Die beklagte Partei macht in ihrem Rechtsmittel vorrangig geltend, dass die vom Obersten Gerichtshof in den Entscheidungen 10 ObS 61/09g und 10 ObS 124/09x vorgenommene Auslegung der Bestimmung des § 8 Abs 1 Z 2 Satz 2 KBGG dahin, dass für den Gesamtbetrag der Einkünfte im Sinne dieser Gesetzesstelle die auf der Grundlage der in dem relevanten Jahr erzielten Einkünfte letztlich auf der endgültigen Bemessungsgrundlage vorgeschriebenen Sozialversicherungsbeiträge maßgeblich seien, durch eine authentische Interpretation dieser Bestimmung durch den Gesetzgeber überholt sei. So habe der Gesetzgeber in § 8 Abs 1 Z 2 Satz 2 KBGG idF BGBl I 2009/116 nunmehr ausdrücklich klargestellt, dass Einkünfte aus Betätigungen, die Grundlage für Pflichtbeiträge in der gesetzlichen Sozialversicherung darstellen, um die im betreffenden Kalenderjahr vorgeschriebenen Beiträge zur gesetzlichen Sozialversicherung zu erhöhen seien. In den Gesetzesmaterialien werde klargestellt, dass dadurch keine neue Rechtslage geschaffen werde, sondern nur eine Auslegung einer bereits zuvor bestandenen Norm durch den Gesetzgeber erfolge. Diese authentische Interpretation des Gesetzgebers gemäß § 8 ABGB sei auch auf die in den Rechtsmittelinstanzen anhängigen Fälle anzuwenden.

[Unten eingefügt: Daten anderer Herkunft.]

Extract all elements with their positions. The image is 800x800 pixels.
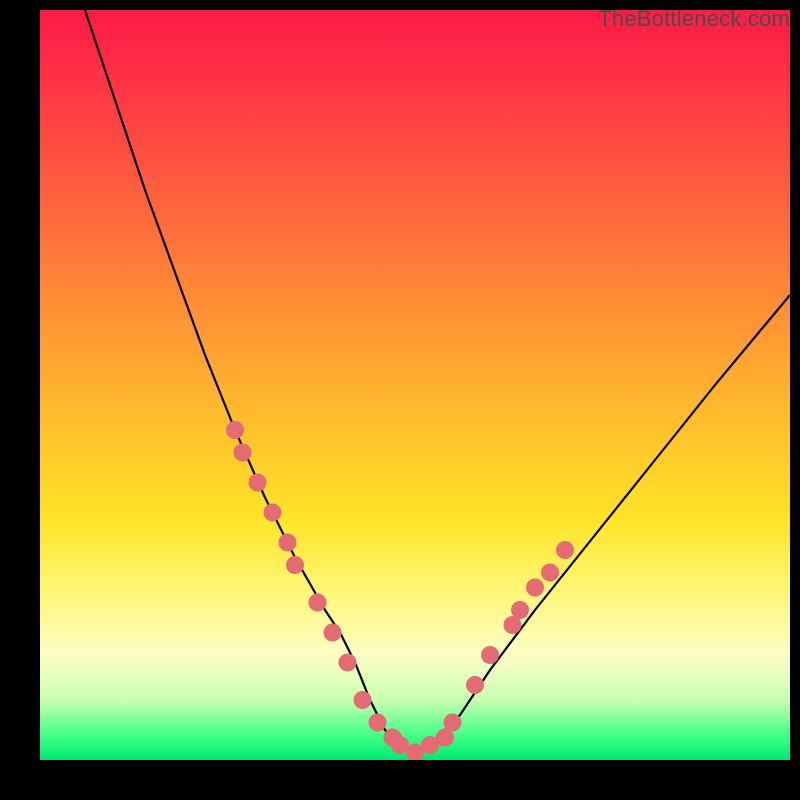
data-marker: [234, 444, 252, 462]
data-marker: [556, 541, 574, 559]
plot-area: [40, 10, 790, 760]
data-marker: [279, 534, 297, 552]
bottleneck-curve: [85, 10, 790, 753]
data-marker: [264, 504, 282, 522]
marker-group: [226, 421, 574, 760]
chart-frame: TheBottleneck.com: [0, 0, 800, 800]
data-marker: [309, 594, 327, 612]
data-marker: [226, 421, 244, 439]
data-marker: [286, 556, 304, 574]
chart-svg: [40, 10, 790, 760]
data-marker: [444, 714, 462, 732]
data-marker: [339, 654, 357, 672]
data-marker: [481, 646, 499, 664]
data-marker: [511, 601, 529, 619]
data-marker: [466, 676, 484, 694]
watermark-text: TheBottleneck.com: [598, 6, 790, 32]
data-marker: [526, 579, 544, 597]
data-marker: [249, 474, 267, 492]
data-marker: [541, 564, 559, 582]
data-marker: [369, 714, 387, 732]
data-marker: [354, 691, 372, 709]
data-marker: [324, 624, 342, 642]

Der Gesetzgeber habe damit klargestellt, dass nicht die auf die Einkünfte entfallenden Sozialversicherungsbeiträge, welche erst im Nachhinein festgestellt werden könnten, sondern die im Jahr der Einkunftserzielung vorgeschriebenen Sozialversicherungsbeiträge, unabhängig von ihrer Zusammensetzung, relevant seien. Der Gesetzgeber habe dies einerseits mit der Begründung der größtmöglichen Gleichbehandlung (bei Sozialversicherungsbeiträgen soll es sich im Normalfall nur um einen Durchlaufposten handeln) und andererseits mit der nur dadurch bestehenden Möglichkeit zur aktuellen Berechnung der Höhe des Zuverdienstes nachvollziehbar begründet.
Dazu wurde vom erkennenden Senat Folgendes erwogen:
1. Entscheidend ist im vorliegenden Fall, ob der Gesamtbetrag der Einkünfte der Klägerin (§ 8 KBGG) im Jahr 2004 den maßgeblichen Grenzbetrag von 14.600 EUR (§ 2 Abs 1 Z 3 KBGG) überschritten hat. War dies der Fall, ist die Klägerin gemäß § 31 Abs 2 KBGG zum Ersatz des Kinderbetreuungsgelds verpflichtet.
2. Bei der Beurteilung der Frage, ob die Zuverdienstgrenze überschritten wurde, sind den Einkünften aus unselbständiger und selbständiger Erwerbstätigkeit die Pflichtbeiträge zur gesetzlichen Sozialversicherung hinzuzurechnen. Nach § 8 Abs 1 Z 2 KBGG in der Stammfassung (BGBl I 2001/103) sind Einkünfte aus selbständiger Erwerbstätigkeit „mit jenem Betrag zu berücksichtigen, der in die Ermittlung des Einkommens für das betreffende Kalenderjahr eingeht. Einkünfte aus Betätigungen, die Grundlage für Pflichtbeiträge in der gesetzlichen Sozialversicherung darstellen, sind um die darauf entfallenden vorgeschriebenen Beiträge zur gesetzlichen Sozialversicherung zu erhöhen.“
3. Der Oberste Gerichtshof hat sich in der Entscheidung 10 ObS 61/09g ausführlich mit der Frage der Bedeutung der Erhöhung „um die darauf entfallenden vorgeschriebenen Beiträge“ befasst und darauf hingewiesen, dass der zitierte Gesetzeswortlaut nicht eindeutig erkennen lasse, ob für die Zurechnung die auf die aktuellen Einkünfte entfallenden Sozialversicherungsbeiträge oder die aktuell vorgeschriebenen Sozialversicherungsbeiträge maßgeblich seien. Der erkennende Senat hat die zitierte Gesetzesbestimmung letztlich dahingehend interpretiert, dass die dem Kalenderjahr des Kinderbetreuungsgeldbezugszeitraums zugrundeliegenden Einkünfte um die darauf bezogenen (und nicht um die in diesem Zeitraum vorgeschriebenen) Sozialversicherungsbeiträge zu erhöhen seien. Maßgeblich seien somit die auf der Grundlage der in dem relevanten Zeitraum erzielten Einkünfte letztlich aufgrund der endgültigen Bemessungsgrundlage vorgeschriebenen Sozialversicherungsbeiträge. In der Entscheidung 10 ObS 124/09x vom 21. 7. 2009 wurde diese Rechtsansicht fortgeschrieben.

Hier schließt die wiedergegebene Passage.